William Bradford Bishop Jr. seemed to have the perfect life.
Born in Pasadena, Calif., he graduated from South Pasadena High School a year ahead of his cheerleader girlfriend Annette. The former high school football player received an American Studies degree from Yale University and graduate degrees in Italian from Middlebury College in Vermont and African Studies at UCLA.
He married Annette in 1959.
That same year, he enlisted in the U.S. Army and spent four years in U.S. military intelligence overseas.
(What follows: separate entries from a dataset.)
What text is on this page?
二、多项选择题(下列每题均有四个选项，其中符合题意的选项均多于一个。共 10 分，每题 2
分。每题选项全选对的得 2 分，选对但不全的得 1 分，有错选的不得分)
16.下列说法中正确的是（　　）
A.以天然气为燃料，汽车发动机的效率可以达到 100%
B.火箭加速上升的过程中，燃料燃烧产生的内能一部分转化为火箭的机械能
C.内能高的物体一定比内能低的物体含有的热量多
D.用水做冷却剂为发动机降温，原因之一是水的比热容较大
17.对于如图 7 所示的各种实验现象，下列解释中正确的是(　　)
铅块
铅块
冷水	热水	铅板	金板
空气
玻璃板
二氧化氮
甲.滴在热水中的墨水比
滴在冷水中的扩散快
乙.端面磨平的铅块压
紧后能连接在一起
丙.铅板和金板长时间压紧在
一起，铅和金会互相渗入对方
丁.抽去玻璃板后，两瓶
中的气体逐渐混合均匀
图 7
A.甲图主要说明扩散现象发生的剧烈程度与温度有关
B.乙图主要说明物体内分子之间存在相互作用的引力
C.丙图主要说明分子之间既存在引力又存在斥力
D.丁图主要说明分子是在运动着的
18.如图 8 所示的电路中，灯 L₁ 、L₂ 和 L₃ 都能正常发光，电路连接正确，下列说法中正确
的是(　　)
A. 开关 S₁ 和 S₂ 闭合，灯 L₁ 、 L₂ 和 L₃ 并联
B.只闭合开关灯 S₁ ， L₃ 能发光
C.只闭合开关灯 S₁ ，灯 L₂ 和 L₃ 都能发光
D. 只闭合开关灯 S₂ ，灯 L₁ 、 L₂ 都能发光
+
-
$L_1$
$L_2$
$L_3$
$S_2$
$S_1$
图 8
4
He became fluent in Italian, Spanish, Serbo-Croatian and French.
After his military service was over, he got a job in the State Department in the foreign service in Italy, Ethiopia, and Botswana.
During this time, he had three sons, William, Brenton, and Geoffrey, who was born in 1971.
He eventually returned to the U.S. in 1974 and became an assistant chief in the Division of Special Activities and Commercial Treaties.
Bishop and his wife and three sons, along with his mother Lobella and a Golden Retriever named Leo, moved to the quaint D.C. suburb of Bethesda. In their spare time, the couple played tennis and went swimming at the local country club.
They enjoyed skiing in the winter and Bishop even bought himself a motorcycle. Annette, a stay-at-home mom, took art classes at the local college.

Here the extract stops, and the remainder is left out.